La petite cuillère rouge qui forme la fameuse aiguille des secondes rappelle aussi les signaux installés sur les voies de chemin de fer. «Lorsqu’elle n’est pas là, c’est un signe visuel qui manque», souligne Köbi Gantenbein, qui voyage très souvent en train. «On ne remarque son utilité que quant elle n’est plus là», ajoute-t-il. «Une des fonctions importantes de l’aiguille-cuillère est de montrer combien de temps il nous reste jusqu’à la minute pleine, soit jusqu’au départ du train.»

La fameuse aiguille des secondes a fait partie de l’horloge des gares dès sa création, en 1944, par l’ingénieur électrique Hans Hilfiker. Il a inspiré le design des horloges de gare dans toute l’Europe.

Une longue histoire

La première montre dotée d’une aiguille des secondes précise avait déjà été créée par un Suisse, en 1585, sur mandat du comte Guillaume IV, à Kassel, en Allemagne. «Jörg Bürgi était le seul de son temps à pouvoir garantir l’exactitude de son horloge», explique Fritz Staudacher, qui vient de publier un ouvrage sur ce pionnier. Originaire du Toggenburg, dans le canton de St-Gall, l’horloger Jörg Bürgi (1552 – 1632) a fait carrière en Allemagne et en Tchéquie.

«Avant Bürgi, la montre la plus perfectionnée était un mécanisme qu’il fallait ajuster de quinze minutes sur vingt-quatre heures. Le St-Gallois a augmenté la précision à une minute.
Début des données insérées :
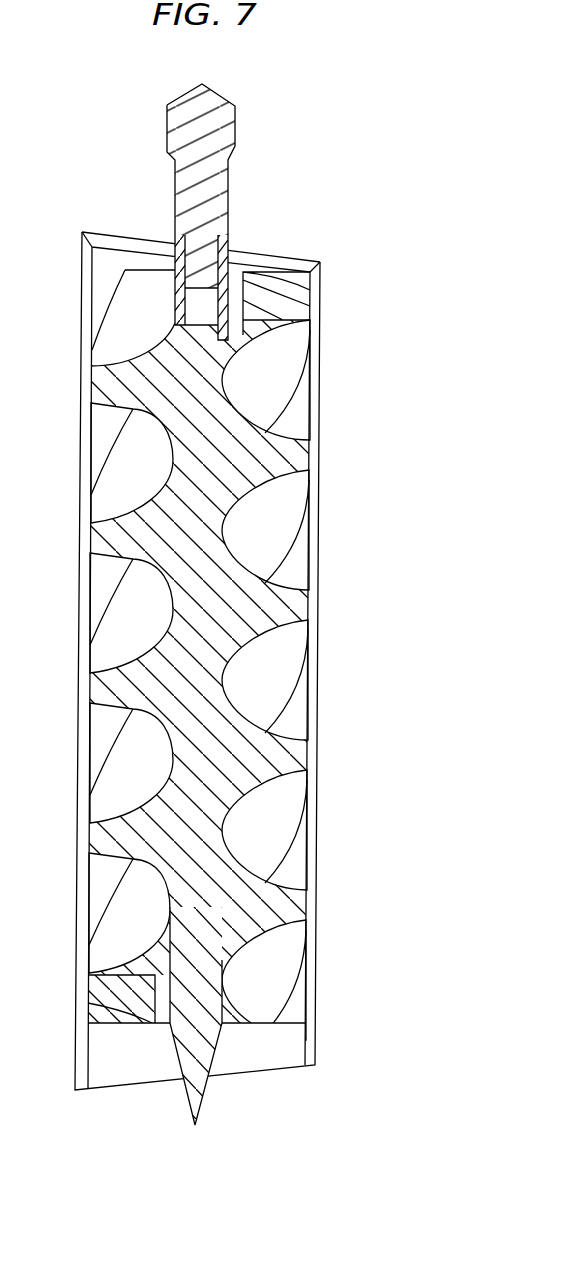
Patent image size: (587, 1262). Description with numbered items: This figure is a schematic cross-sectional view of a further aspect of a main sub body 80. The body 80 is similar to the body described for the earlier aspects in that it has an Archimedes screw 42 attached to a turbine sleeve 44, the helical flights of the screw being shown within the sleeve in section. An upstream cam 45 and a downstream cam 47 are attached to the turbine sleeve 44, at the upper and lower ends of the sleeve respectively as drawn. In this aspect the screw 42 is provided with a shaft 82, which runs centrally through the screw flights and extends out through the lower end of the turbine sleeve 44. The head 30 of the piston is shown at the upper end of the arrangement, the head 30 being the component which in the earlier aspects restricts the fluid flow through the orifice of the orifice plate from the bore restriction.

The head 30 is at (228, 132).
The Archimedes screw 42 is at (298, 463).
The turbine sleeve 44 is at (322, 522).
The upstream cam 45 is at (282, 263).
The downstream cam 47 is at (270, 1070).
The main sub body 80 is at (270, 604).
The shaft 82 is at (202, 993).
Il a fallu attendre 80 ans et l’invention du balancier pour atteindre le même degré de précision.»

Près d’un million de personnes prennent le train chaque jour en Suisse.

En 2013, les passagers des CFF ont atteint leur destination avec en moyenne moins de trois minutes de retard. La ponctualité se définit par cette valeur limite de trois minutes.

En comparaison avec d’autres pays, les CFF enregistrent de très bons résultats. De nombreux pays estiment qu’un train est «ponctuel» même si le retard va jusqu’à cinq minutes. En Angleterre, seuls deux tiers des trains parviennent à destination selon l’horaire prévu.

«La base, c’est le temps»

Jörg Bürgi a établi un lien entre l’espace et le temps, permettant ainsi la mesure précise Fritz Staudacher, qui a dirigé, jusqu’à sa retraite, la communication de l’entreprise Leica Geosystems. Le système de positionnement GPS se base ainsi non pas sur un trajet mais sur une mesure du temps: «La base, c’est le temps», affirme le biographe.

Que pense l’expert de la disparition de la petite aiguille des secondes rouge des CFF? «C’est une question d’habitude, répond-il. J’essaye de considérer la chose avec philosophie.»

Ironie de l’histoire: lorsque l’auteur de ces lignes arrive à Sumiswald pour visiter les ateliers de Moser-Baer, l’aiguille des secondes de l’horloge de la gare est immobile. Le personnel de la gare rassure le voyageur: «Nous savons pourquoi, l’horloge sera bientôt réparée».